System specs: CentOS 7.9, Intel(R) Xeon(R) Silver 4210R
The error message means exactly what it says: this feature isn't implemented in plink2 yet. ("Concatenating" merge refers to the "bcftools concat" use case, though plink2's behavior differs a bit from bcftools's here.) Use e.g. bcftools or plink 1.9 to merge for now.
The error message means exactly what it says: this feature isn't implemented in plink2 yet. ("Concatenating" merge refers to the "bcftools concat" use case, though plink2's behavior differs a bit from bcftools's here.) Use e.g. bcftools or plink 1.9 to merge for now.
Are you sure? as of march 13th, we were able to use plink2 to concat data sets.
Here is a log of a working example:
PLINK v2.00a3.7LM AVX2 Intel (24 Oct 2022)
Options in effect:
--out ukb24068_c5_merged_sample_filtered
--pfile ukb24068_c5_b1_merged_sample_filtered
--pmerge-list chr5_list
Hostname: 80b217465abd
Working directory: /home/ubuntu/exome_pgen
Start time: Mon Mar 13 15:49:53 2023
Random number seed: 1678722593
63628 MiB RAM detected; reserving 31814 MiB for main workspace.
Using up to 16 threads (change this with --threads).
--pmerge-list: 19 filesets specified (including main fileset).
--pmerge-list: 422625 samples present.
--pmerge-list: Merged .psam written to ukb24068_c5_merged_sample_filtered.psam
.
--pmerge-list: 19 .pvar files scanned, headers merged.
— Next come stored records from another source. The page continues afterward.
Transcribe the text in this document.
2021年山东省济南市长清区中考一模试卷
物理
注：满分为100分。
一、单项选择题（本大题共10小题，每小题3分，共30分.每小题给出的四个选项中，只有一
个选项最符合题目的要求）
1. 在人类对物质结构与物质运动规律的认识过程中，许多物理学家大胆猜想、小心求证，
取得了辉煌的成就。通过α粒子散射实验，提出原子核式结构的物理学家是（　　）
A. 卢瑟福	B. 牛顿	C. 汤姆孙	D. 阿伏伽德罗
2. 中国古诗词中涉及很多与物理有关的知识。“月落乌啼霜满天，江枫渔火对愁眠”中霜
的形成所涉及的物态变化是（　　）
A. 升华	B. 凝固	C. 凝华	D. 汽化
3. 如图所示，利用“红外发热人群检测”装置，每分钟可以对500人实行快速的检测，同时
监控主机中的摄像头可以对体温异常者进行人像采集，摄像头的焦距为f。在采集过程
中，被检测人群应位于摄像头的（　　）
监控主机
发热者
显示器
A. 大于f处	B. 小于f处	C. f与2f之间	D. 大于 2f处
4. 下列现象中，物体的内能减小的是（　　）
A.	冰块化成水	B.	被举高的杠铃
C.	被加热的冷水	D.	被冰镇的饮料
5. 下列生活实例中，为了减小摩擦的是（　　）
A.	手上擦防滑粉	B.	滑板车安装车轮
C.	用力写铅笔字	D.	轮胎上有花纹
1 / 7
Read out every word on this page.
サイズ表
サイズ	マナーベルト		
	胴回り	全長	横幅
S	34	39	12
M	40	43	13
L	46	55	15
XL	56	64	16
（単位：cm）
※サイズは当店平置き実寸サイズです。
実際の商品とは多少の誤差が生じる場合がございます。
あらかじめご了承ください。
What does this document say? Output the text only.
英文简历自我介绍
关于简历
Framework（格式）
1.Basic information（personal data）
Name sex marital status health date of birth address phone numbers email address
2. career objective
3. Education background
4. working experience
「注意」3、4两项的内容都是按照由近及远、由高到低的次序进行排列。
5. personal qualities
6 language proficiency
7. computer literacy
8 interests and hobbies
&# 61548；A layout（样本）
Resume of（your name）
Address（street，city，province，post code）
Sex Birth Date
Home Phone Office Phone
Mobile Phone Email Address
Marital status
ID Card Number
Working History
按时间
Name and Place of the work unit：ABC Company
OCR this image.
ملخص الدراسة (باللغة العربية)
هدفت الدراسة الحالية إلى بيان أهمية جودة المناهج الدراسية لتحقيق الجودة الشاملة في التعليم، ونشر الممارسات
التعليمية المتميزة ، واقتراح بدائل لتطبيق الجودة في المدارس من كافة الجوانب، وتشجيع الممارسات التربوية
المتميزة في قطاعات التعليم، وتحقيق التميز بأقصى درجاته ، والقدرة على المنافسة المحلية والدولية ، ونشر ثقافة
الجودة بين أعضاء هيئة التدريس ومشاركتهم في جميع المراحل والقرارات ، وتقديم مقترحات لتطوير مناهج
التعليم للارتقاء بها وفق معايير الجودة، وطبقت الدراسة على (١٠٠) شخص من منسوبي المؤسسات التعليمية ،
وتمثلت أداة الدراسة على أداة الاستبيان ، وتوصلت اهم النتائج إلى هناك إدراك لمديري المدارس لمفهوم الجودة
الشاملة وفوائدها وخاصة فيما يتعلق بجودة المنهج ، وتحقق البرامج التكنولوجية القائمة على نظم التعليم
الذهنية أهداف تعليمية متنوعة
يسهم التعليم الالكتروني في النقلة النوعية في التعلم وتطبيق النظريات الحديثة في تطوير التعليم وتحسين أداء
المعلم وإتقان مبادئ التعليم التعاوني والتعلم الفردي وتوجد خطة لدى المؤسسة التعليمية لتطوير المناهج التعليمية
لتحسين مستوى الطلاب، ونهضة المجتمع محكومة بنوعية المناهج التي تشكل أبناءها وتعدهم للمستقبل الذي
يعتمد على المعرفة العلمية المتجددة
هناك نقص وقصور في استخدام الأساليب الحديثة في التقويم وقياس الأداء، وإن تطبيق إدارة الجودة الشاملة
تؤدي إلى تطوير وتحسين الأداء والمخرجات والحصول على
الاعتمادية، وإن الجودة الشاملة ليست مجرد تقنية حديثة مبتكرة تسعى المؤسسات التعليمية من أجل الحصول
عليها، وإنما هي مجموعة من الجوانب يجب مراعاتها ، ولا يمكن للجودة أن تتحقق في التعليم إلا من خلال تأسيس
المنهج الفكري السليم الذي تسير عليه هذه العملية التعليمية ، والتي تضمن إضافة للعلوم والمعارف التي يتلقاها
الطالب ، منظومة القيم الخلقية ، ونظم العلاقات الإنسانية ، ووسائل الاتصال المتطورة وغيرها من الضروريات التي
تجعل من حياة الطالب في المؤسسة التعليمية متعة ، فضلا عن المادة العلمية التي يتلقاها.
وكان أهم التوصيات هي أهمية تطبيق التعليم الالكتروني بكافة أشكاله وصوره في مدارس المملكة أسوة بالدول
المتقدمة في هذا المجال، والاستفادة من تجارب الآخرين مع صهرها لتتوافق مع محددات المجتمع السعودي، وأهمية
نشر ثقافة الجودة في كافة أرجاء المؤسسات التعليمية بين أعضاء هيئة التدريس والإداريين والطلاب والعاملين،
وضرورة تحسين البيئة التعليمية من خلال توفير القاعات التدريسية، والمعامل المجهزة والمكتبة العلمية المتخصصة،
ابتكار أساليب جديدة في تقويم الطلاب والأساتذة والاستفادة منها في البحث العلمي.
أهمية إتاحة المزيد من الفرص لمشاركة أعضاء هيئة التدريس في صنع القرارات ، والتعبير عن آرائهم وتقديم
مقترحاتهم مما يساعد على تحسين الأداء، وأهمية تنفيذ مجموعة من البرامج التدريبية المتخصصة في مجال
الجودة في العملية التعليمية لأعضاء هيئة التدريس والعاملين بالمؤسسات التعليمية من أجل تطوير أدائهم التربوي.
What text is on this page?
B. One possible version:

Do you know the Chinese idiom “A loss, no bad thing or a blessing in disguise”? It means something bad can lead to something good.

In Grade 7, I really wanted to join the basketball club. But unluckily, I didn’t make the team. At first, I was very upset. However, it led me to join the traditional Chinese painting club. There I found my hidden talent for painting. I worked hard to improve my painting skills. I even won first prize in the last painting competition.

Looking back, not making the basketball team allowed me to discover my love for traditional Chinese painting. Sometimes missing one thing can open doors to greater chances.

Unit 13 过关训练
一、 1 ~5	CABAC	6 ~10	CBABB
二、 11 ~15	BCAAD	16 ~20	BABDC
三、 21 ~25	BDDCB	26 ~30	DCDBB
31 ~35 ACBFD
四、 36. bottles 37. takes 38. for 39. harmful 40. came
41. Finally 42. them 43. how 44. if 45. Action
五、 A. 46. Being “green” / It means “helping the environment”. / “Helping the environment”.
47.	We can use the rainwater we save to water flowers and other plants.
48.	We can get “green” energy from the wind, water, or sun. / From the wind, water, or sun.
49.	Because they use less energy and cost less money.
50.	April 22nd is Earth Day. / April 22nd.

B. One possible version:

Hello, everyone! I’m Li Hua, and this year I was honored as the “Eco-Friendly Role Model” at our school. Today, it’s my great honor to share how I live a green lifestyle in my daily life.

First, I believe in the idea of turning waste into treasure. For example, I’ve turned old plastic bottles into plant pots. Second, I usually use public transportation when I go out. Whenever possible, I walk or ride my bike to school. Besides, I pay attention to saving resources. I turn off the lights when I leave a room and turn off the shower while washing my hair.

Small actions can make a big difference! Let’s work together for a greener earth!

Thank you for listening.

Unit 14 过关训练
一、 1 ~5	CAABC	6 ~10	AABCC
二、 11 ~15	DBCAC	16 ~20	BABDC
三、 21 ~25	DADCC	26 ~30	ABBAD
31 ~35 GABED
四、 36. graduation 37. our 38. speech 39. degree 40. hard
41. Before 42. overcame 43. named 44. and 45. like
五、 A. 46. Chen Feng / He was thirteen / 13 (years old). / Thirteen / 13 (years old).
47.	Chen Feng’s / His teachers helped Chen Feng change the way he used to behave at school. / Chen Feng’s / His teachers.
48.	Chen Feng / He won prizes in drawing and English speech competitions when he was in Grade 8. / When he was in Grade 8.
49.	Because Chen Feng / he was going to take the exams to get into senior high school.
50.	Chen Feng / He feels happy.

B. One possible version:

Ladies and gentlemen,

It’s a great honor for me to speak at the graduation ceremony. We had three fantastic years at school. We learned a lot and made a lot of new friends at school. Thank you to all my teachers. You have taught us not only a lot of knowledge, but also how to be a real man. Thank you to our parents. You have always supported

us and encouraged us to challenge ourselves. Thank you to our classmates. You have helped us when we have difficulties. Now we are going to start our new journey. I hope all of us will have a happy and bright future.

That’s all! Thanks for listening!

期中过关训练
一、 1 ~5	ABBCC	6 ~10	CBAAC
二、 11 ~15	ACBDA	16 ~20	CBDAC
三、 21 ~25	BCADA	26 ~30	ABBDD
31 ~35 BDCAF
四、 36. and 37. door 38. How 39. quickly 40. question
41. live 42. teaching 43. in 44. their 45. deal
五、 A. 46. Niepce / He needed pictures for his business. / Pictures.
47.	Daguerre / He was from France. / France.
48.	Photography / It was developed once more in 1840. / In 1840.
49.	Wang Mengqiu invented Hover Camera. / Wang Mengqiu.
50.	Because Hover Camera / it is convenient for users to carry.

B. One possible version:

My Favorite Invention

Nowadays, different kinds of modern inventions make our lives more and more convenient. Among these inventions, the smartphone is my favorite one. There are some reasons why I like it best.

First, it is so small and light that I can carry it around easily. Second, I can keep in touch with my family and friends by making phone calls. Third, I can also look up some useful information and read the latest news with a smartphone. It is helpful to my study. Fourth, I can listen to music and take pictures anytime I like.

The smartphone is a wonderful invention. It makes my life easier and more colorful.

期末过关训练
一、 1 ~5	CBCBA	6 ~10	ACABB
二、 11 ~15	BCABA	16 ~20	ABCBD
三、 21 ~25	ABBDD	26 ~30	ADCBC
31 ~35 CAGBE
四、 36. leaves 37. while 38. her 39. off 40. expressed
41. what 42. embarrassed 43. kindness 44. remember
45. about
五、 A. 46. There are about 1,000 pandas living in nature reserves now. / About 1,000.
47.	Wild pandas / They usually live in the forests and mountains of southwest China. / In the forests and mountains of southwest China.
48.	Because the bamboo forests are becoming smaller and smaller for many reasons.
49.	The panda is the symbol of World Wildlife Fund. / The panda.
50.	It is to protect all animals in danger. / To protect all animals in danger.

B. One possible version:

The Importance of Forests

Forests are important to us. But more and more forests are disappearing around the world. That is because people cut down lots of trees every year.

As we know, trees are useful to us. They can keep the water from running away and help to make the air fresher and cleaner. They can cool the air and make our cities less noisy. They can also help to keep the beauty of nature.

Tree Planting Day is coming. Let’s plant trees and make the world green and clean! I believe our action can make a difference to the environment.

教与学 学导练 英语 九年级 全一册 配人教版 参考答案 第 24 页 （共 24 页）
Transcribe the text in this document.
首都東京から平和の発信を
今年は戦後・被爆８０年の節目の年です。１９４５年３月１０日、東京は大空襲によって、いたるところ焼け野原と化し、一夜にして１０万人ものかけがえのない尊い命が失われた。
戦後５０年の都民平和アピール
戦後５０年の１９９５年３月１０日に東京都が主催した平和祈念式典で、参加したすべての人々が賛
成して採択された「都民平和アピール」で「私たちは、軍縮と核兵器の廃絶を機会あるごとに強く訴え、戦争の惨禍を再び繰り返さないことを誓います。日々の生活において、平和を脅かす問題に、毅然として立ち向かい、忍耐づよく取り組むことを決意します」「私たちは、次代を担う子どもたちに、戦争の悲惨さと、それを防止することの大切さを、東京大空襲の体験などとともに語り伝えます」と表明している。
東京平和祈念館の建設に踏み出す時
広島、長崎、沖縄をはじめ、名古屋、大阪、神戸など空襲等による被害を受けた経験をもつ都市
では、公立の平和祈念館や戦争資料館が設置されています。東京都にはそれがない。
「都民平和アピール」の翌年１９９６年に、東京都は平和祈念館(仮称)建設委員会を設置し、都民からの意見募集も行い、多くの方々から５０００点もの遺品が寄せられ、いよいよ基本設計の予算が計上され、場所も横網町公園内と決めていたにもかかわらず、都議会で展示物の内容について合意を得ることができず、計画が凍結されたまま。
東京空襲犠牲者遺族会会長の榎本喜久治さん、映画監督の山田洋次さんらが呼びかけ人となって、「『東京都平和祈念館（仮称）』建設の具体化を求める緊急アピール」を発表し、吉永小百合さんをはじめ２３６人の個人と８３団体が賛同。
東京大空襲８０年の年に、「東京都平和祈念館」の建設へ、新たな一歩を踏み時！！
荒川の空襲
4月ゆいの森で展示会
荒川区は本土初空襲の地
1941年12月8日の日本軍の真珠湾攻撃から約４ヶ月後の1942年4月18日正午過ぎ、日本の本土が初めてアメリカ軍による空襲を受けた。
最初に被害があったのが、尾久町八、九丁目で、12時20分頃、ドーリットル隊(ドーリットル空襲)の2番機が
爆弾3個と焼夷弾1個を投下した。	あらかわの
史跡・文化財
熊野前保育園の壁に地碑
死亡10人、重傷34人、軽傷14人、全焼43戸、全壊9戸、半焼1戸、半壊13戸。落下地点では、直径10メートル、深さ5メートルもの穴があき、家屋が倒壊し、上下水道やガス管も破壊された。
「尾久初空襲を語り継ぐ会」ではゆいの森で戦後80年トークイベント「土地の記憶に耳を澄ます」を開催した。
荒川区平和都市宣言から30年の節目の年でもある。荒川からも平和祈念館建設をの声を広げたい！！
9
Concatenation job detected.
Concatenating... 747813/747813 variants complete.
Results written to ukb24068_c5_merged_sample_filtered.pgen +
ukb24068_c5_merged_sample_filtered.pvar .
End time: Mon Mar 13 15:51:11 2023
However, we see this same error for 2 of our chromosomes, not sure why yet. Same code is run in a loop, the pvar
and psam
files are made, but the pgen
file is not produced. Any ideas?
PLINK v2.00a3.7LM AVX2 Intel (24 Oct 2022)
Options in effect:
--out ukb24068_c8_merged_sample_filtered
--pfile ukb24068_c8_b1_merged_sample_filtered
--pmerge-list chr8_list
Hostname: 80b217465abd
Working directory: /home/ubuntu/exome_pgen
Start time: Mon Mar 13 15:54:05 2023
Random number seed: 1678722845
63628 MiB RAM detected; reserving 31814 MiB for main workspace.
Using up to 16 threads (change this with --threads).
--pmerge-list: 15 filesets specified (including main fileset).
--pmerge-list: 422625 samples present.
--pmerge-list: Merged .psam written to ukb24068_c8_merged_sample_filtered.psam
.
--pmerge-list: 15 .pvar files scanned, headers merged.
Error: Non-concatenating --pmerge-list is under development.
End time: Mon Mar 13 15:54:10 2023
@gulumk for visibility
When two variants share a position, --pmerge-list uses the --sort-vars setting (https://www.cog-genomics.org/plink/2.0/data#sort_vars ) to determine their output order. In particular, if the end of one .pvar and the beginning of the next have variants at the same position, and their IDs are in the wrong order, --pmerge-list can no longer "concatenate".
I will update the online documentation today to spell this out.
When two variants share a position, --pmerge-list uses the --sort-vars setting (https://www.cog-genomics.org/plink/2.0/data#sort_vars ) to determine their output order. In particular, if the end of one .pvar and the beginning of the next have variants at the same position, and their IDs are in the wrong order, --pmerge-list can no longer "concatenate".
I will update the online documentation today to spell this out.
I see, thank you for the quick reply. Would you say that inspecting the heads and tails of the pvar
files is a good place to start? Is this issue strictly due to the pvar
file or could issues in the pgen
file throw this error as well?
- Yes; if you don't want to resort to exporting to BCF and using "bcftools concat", one option is temporarily editing the offending leading/trailing variant IDs so that they no longer violate --sort-vars order.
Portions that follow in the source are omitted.